Hal tersebut mengemuka dalam Simposium Internasional On Sustainable Palm Oil yang merupakan bagian dari International Conference and Congress of Entomological Society of Indonesia yang bertajuk “Learning from the Past, Adapting for the future: Advancements in Ethnoentomology and Entomological Sciences for Food Security and Health, yang berlangsung di Bali, Selasa (8/10/2019).

Upaya untuk mengatasi hama itu antara lain bisa memanfaatkan serangga. Menurut Ketua Perhimpunan Entomologi Indonesia Damayanti Buchori, serangga dapat memberikan manfaat untuk menjadi pengendali hama alami. Kendalanya, sangat sedikit ahli serangga di Indonesia yang menekuni sawit. Untuk itu, pengembangan riset entomologi untuk sawit sangatlah penting untuk dijalankan lebih lanjut.

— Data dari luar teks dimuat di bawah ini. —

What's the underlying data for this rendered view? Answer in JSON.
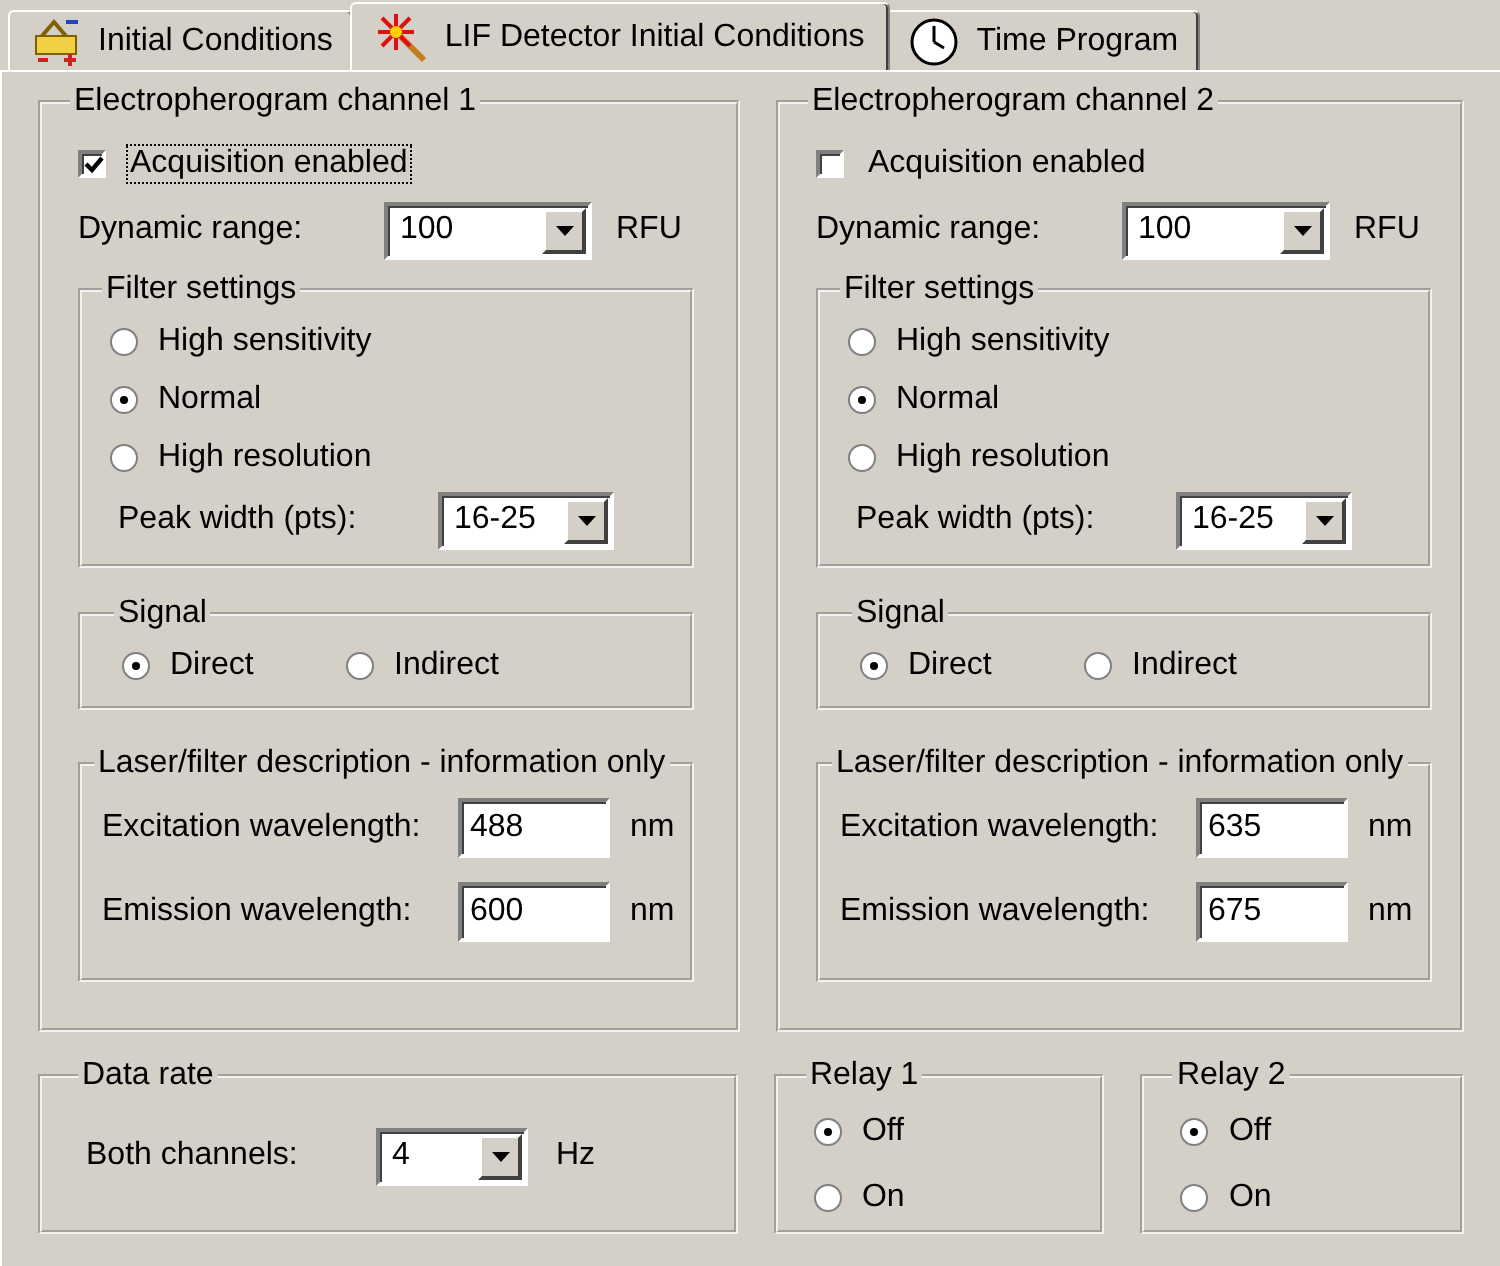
{
  "tabs": [
    {
      "label": "Initial Conditions",
      "selected": false
    },
    {
      "label": "LIF Detector Initial Conditions",
      "selected": true
    },
    {
      "label": "Time Program",
      "selected": false
    }
  ],
  "channels": [
    {
      "title": "Electropherogram channel 1",
      "acquisition": {
        "label": "Acquisition enabled",
        "checked": true,
        "focused": true
      },
      "dynamic_range": {
        "label": "Dynamic range:",
        "value": "100",
        "unit": "RFU"
      },
      "filter": {
        "title": "Filter settings",
        "options": [
          {
            "label": "High sensitivity",
            "selected": false
          },
          {
            "label": "Normal",
            "selected": true
          },
          {
            "label": "High resolution",
            "selected": false
          }
        ],
        "peak_width": {
          "label": "Peak width (pts):",
          "value": "16-25"
        }
      },
      "signal": {
        "title": "Signal",
        "options": [
          {
            "label": "Direct",
            "selected": true
          },
          {
            "label": "Indirect",
            "selected": false
          }
        ]
      },
      "laser": {
        "title": "Laser/filter description - information only",
        "fields": [
          {
            "label": "Excitation wavelength:",
            "value": "488",
            "unit": "nm"
          },
          {
            "label": "Emission wavelength:",
            "value": "600",
            "unit": "nm"
          }
        ]
      }
    },
    {
      "title": "Electropherogram channel 2",
      "acquisition": {
        "label": "Acquisition enabled",
        "checked": false,
        "focused": false
      },
      "dynamic_range": {
        "label": "Dynamic range:",
        "value": "100",
        "unit": "RFU"
      },
      "filter": {
        "title": "Filter settings",
        "options": [
          {
            "label": "High sensitivity",
            "selected": false
          },
          {
            "label": "Normal",
            "selected": true
          },
          {
            "label": "High resolution",
            "selected": false
          }
        ],
        "peak_width": {
          "label": "Peak width (pts):",
          "value": "16-25"
        }
      },
      "signal": {
        "title": "Signal",
        "options": [
          {
            "label": "Direct",
            "selected": true
          },
          {
            "label": "Indirect",
            "selected": false
          }
        ]
      },
      "laser": {
        "title": "Laser/filter description - information only",
        "fields": [
          {
            "label": "Excitation wavelength:",
            "value": "635",
            "unit": "nm"
          },
          {
            "label": "Emission wavelength:",
            "value": "675",
            "unit": "nm"
          }
        ]
      }
    }
  ],
  "data_rate": {
    "title": "Data rate",
    "label": "Both channels:",
    "value": "4",
    "unit": "Hz"
  },
  "relays": [
    {
      "title": "Relay 1",
      "options": [
        {
          "label": "Off",
          "selected": true
        },
        {
          "label": "On",
          "selected": false
        }
      ]
    },
    {
      "title": "Relay 2",
      "options": [
        {
          "label": "Off",
          "selected": true
        },
        {
          "label": "On",
          "selected": false
        }
      ]
    }
  ]
}
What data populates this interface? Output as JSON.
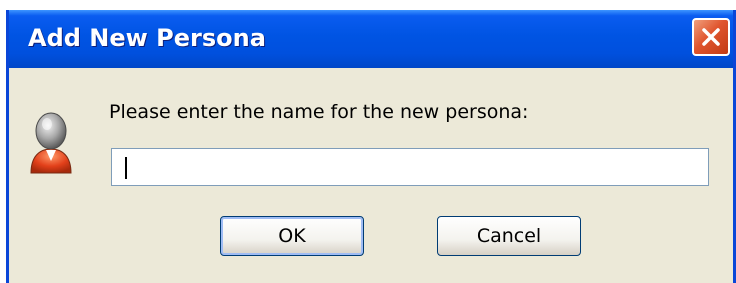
{
  "dialog": {
    "title": "Add New Persona",
    "prompt": "Please enter the name for the new persona:",
    "input": {
      "value": "",
      "placeholder": ""
    },
    "buttons": {
      "ok_label": "OK",
      "cancel_label": "Cancel"
    },
    "icons": {
      "close": "close-icon",
      "avatar": "persona-avatar-icon"
    },
    "colors": {
      "titlebar": "#0054e3",
      "close_button": "#e0552e",
      "body": "#ece9d8"
    }
  }
}
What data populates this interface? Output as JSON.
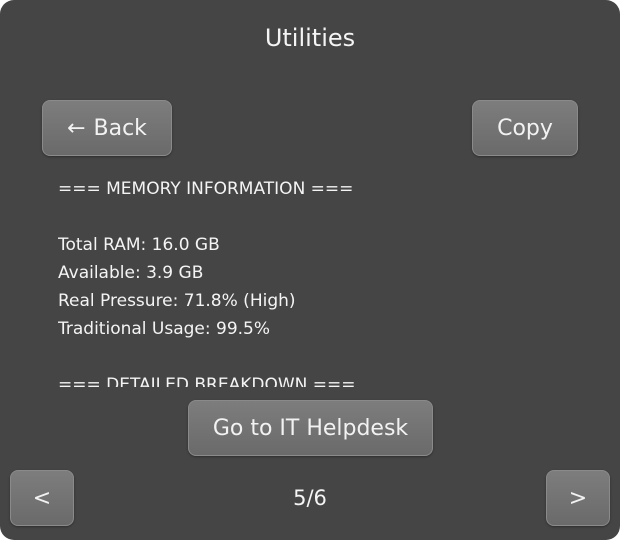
{
  "window": {
    "title": "Utilities"
  },
  "toolbar": {
    "back_label": "Back",
    "copy_label": "Copy"
  },
  "report": {
    "lines": [
      "=== MEMORY INFORMATION ===",
      "",
      "Total RAM: 16.0 GB",
      "Available: 3.9 GB",
      "Real Pressure: 71.8% (High)",
      "Traditional Usage: 99.5%",
      "",
      "=== DETAILED BREAKDOWN ==="
    ]
  },
  "helpdesk": {
    "label": "Go to IT Helpdesk"
  },
  "pagination": {
    "prev_label": "<",
    "next_label": ">",
    "indicator": "5/6"
  },
  "icons": {
    "back": "left-arrow-icon"
  },
  "colors": {
    "panel_background": "#454545",
    "button_background": "#737373",
    "text": "#f4f4f4"
  }
}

Terkait hal tersebut, Arfie Thahar dari Badan Pengelola Dana Kelapa Sawit (BDPKS) mengemukakan, pihaknya siap mendukung upaya untuk mengatasi hama dan peningkatan produktivitas petani, antara lain dengan mendukung riset-riset terkait. Menurutnya, BPDPKS sudah menyiapkan rencana jangka panjang untuk pendanaan riset-riset yang diperlukan untuk mendongkrak produktivitas sawit berkelanjutan.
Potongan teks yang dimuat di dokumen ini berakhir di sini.